Almost a quarter of members of Congress — 23% — are over 70, according to a Business Insider report titled “Red, White and Gray.” The median age of U.S. senators and representatives in 2022 was 61½. 

Biden, who is considering running for re-election in 2024, recently addressed his age. The president, who would be 81 on Election Day, essentially said that age is just a number. “I think it relates to how much energy you have, and whether or not the job you’re doing is one consistent with what any person of any age would be able to do,” he said in an interview with “60 Minutes” in September.

He’s not alone in thinking that age should not be a determining factor for a person pursuing a job. The AARP also has a position on the matter. “A candidate’s qualifications, ability and stance on the issues is what matters — not the year they were born,” Nancy LeaMond, the organization’s executive vice president and chief advocacy and engagement officer, said in a statement in November. “Making sweeping judgments based on identifiers like race, ethnicity, sexuality, gender and disability is not acceptable. It should also be unacceptable to discriminate based on age.” 

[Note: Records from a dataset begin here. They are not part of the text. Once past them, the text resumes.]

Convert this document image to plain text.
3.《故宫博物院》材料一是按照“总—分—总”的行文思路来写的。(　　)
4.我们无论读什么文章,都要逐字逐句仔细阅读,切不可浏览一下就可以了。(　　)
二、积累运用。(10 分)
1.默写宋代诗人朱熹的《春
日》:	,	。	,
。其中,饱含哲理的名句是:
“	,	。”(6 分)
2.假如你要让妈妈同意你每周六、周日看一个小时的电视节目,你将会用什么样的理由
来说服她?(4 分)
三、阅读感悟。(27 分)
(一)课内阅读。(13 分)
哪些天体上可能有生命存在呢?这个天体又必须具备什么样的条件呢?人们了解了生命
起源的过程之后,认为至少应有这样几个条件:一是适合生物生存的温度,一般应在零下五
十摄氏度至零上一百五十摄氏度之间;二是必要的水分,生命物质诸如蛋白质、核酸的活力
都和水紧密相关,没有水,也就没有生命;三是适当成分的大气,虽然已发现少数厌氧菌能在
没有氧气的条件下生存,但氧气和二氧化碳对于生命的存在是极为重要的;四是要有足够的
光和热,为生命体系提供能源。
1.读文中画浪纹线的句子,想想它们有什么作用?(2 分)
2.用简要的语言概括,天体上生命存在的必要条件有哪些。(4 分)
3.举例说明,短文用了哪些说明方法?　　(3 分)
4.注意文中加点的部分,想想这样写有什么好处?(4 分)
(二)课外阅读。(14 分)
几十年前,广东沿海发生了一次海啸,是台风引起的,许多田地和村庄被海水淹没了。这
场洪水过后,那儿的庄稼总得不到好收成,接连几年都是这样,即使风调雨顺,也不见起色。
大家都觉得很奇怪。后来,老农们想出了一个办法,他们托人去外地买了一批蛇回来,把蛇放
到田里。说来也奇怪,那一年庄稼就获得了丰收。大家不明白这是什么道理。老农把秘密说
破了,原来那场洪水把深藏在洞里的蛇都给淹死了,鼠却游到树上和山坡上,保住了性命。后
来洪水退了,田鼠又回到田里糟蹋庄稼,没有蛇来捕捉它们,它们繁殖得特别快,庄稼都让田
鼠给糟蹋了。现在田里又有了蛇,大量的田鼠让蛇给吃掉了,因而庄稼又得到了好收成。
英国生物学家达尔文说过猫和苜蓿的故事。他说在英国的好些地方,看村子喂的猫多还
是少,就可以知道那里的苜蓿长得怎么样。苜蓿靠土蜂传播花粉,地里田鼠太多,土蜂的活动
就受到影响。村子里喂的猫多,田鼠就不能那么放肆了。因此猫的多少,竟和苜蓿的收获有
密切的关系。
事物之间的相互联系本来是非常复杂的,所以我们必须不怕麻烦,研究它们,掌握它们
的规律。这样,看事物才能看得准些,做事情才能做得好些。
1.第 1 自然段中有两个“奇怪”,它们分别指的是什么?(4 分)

Also see: Assaults on the ‘gerontocracy’ reek of ageism — creativity and inventiveness don’t fade with birthdays

Author Ashton Applewhite, who wrote a book called “This Chair Rocks: A Manifesto Against Ageism,” echoed those sentiments. “Generalizations about the capacities of older people are no more acceptable than racial or gender stereotypes. Period,” she said in a November blog post about age debates during elections.

The same question arose when reports came out that California Sen. Dianne Feinstein was struggling with cognitive decline, as The New Yorker wrote in December 2020. Feinstein, 89, said this month she will not run for re-election in 2024.